Congressional investigators hearing from two aides who listened in on Trump’s July call with Zelenskiy

Jennifer Williams, left, special adviser for Europe and Russia to Vice President Mike Pence, and Army Lt. Col. Alexander Vindman, director for European Affairs at the National Security Council, are sworn in Tuesday before testifying in the House Intelligence Committee’s impeachment inquiry into President Donald Trump. (Bill Clark/CQ Roll Call)
Jennifer Williams, left, special adviser for Europe and Russia to Vice President Mike Pence, and Army Lt. Col. Alexander Vindman, director for European Affairs at the National Security Council, are sworn in Tuesday before testifying in the House Intelligence Committee’s impeachment inquiry into President Donald Trump. (Bill Clark/CQ Roll Call)

The House Intelligence Committee heard Tuesday afternoon from two witnesses called by Republicans on the panel in its impeachment inquiry into President Donald Trump.

Kurt Volker, the former U.S. special envoy to Ukraine, and Tim Morrison, the National Security Council’s former senior director for Europe and Russia policy both gave testimony Tuesday afternoon.

[Trump ally grills key witnesses in impeachment inquiry on whistleblower]
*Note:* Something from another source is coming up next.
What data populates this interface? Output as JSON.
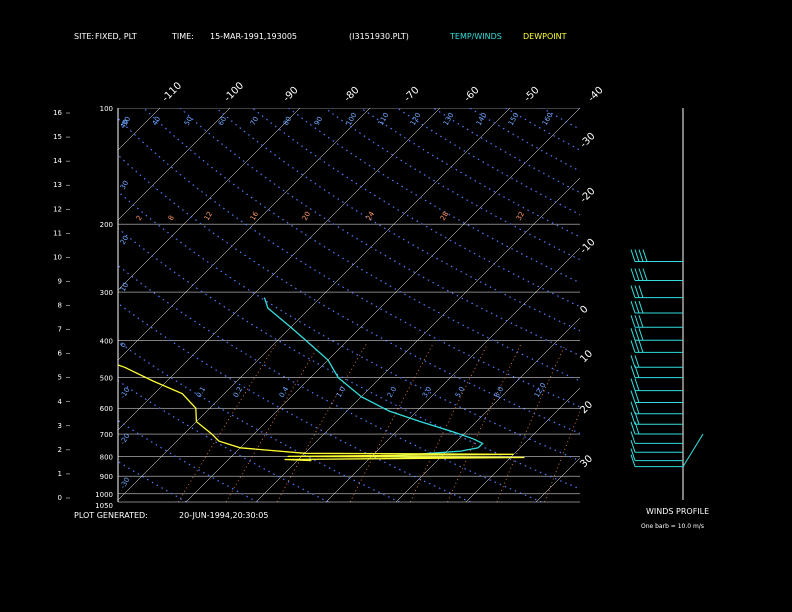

The GOP sought testimony from Morrison because he’s one of the few witnesses who was on Trump’s July 25 call with Ukrainian counterpart Volodymyr Zelenskiy and was involved in discussions about the security assistance. 
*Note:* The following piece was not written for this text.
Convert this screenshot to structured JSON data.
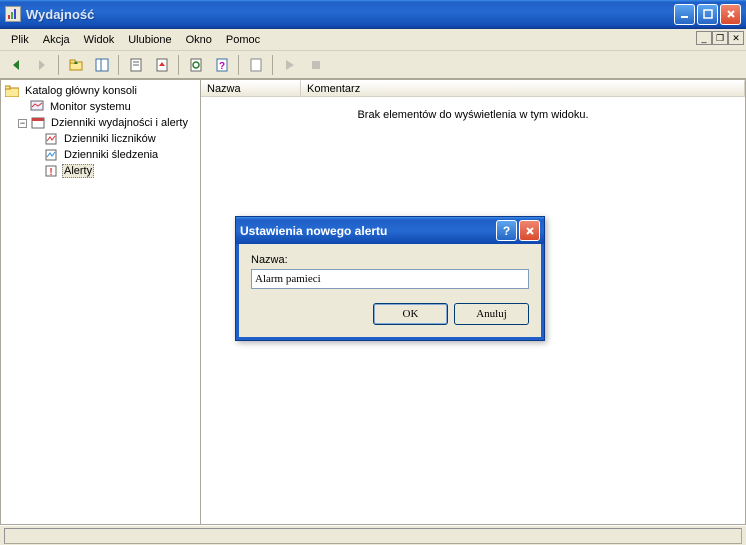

Republicans say Volker has “firsthand knowledge” about Ukraine matters being reviewed in the probe, including discussions with Trump’s personal lawyer Rudy Giuliani and Gordon Sondland, the U.S. ambassador to the European Union.

Earlier Tuesday, two officials who also listened in on the July 25 phone call in which Trump appeared to ask his Ukrainian counterpart to investigate former Vice President Joe Biden and his son Hunter Biden testified Tuesday morning about the unusual nature of the call.

Jennifer Williams, the State Department official who has served as a foreign policy adviser to Vice President Mike Pence, said she thought the call was unusual “because, in contrast to other presidential calls I had observed, it involved discussion of what appeared to be a domestic political matter,” she said.

On the advice of her counsel, Williams said she wouldn’t answer House Intelligence Chairman Adam B. Schiff’s opening questions regarding a September call between Pence and Ukrainian officials but would provide an answer to Schiff’s questions in a classified hearing.

Lt. Col. Alexander S. Vindman, a Ukraine expert at the National Security Council, testified that Trump and Zelenskiy discussed Burisma, a Ukrainian gas company, on the call. The company, though, was not mentioned by name in a White House-released transcript of that call.

Republicans had requested that Morrison be put on the same panel as Vindman, who had worked under Morrison, but Democrats had them testify at different times Tuesday.

Both Williams and Vindman are testifying under subpoena, Schiff announced in his opening statement.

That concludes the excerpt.